The race is very low key and I tried to sink into that vibe but I’m also very Type A and if you tell me it’s a race, I’m going to race. Unfortunately, my mind was willing but my body was not. I had tried my first Zwift virtual bike race earlier the week and it hammered my legs. I tried to go out conservatively, and I did, but I never actually got faster, I just got more conservative. The first mile was 6:22. That was right where I like to be. I was feeling okay at this point, actually.
The second and third miles are net downhills but that didn’t help me much. The wheels never came off completely. I think I did a decent job of staying present and trying to get through it. Mile two was 6:37 put the knives had started showing up in my quads (stupid bike bravado!).
Even with a big downhill in mile three I slowed precipitously and let three guys pass me. I did manage to find a little spurt at the end and hold off a second pack that was trying to chase me down.
Final results: 20:31, 15th place, 8th AG
A couple good lessons learned. Or re-learned. With the Addison’s, if I want to really race, I need to be fully rested and prepared. A hard effort even four or five days out now is going to have a lingering effect. I’m not a spring chicken anymore. I’m over forty with a chronic disease.

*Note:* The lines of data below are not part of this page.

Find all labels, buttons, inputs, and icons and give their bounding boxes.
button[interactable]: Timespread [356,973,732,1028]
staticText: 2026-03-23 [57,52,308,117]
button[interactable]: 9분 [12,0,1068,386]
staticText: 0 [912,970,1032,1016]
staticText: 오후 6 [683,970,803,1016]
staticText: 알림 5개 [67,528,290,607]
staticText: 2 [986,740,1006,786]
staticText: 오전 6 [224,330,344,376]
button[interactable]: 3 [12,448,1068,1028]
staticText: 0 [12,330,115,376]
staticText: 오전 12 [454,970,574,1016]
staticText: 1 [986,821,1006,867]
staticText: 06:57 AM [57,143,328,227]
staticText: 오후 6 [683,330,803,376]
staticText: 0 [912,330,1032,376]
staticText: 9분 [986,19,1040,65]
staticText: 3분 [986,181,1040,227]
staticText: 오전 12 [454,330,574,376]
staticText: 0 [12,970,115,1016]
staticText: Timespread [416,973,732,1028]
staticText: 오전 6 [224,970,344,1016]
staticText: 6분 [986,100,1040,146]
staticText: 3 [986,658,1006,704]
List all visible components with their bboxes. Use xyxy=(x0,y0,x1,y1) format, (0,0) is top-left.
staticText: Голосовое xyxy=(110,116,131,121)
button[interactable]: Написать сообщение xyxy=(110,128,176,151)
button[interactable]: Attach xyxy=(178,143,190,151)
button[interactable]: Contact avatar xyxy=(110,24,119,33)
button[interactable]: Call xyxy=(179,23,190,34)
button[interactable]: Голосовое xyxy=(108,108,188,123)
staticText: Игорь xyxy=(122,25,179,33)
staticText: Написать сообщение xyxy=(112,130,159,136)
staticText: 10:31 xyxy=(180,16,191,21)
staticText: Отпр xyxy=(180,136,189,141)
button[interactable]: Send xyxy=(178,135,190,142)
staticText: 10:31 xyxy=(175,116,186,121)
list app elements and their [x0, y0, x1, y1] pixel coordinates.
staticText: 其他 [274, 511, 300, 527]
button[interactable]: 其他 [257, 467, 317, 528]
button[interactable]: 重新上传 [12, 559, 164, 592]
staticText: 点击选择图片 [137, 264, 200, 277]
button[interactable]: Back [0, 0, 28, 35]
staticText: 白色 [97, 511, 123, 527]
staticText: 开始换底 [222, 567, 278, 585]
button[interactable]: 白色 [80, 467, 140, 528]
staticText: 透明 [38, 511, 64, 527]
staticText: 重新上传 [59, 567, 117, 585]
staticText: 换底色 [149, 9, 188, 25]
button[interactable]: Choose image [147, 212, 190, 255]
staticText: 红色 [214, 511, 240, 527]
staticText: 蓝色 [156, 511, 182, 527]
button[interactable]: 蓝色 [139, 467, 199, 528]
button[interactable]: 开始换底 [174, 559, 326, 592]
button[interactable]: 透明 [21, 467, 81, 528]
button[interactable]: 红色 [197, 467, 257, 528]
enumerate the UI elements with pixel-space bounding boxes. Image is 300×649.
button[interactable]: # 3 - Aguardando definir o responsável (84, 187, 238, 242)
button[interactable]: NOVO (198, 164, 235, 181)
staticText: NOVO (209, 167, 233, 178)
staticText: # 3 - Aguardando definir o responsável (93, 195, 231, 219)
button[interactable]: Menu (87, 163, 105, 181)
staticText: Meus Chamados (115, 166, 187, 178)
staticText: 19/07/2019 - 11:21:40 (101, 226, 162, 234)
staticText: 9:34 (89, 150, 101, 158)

Second, I could do a better job of staying positive mentally during a rough race or a rough patch of a race. I need to cut off negative thoughts before they can start influencing my performance. I need to keep the feedback loop positive and focus on the next step or moment. I need to keep at it and stay resilient. Be aware of my body, especially with the Addison’s, but don’t use it as a crutch or excuse to get down on myself of bail out of the race.
There are a lot of cookies and sugar and hot chocolate to refuel after this race. There are a ton of donated baked goods to go along with the holiday race theme.
You will also find water, fruit and a few other typical post-race refreshments. Just look for the table with no one around. The kids love the cookies!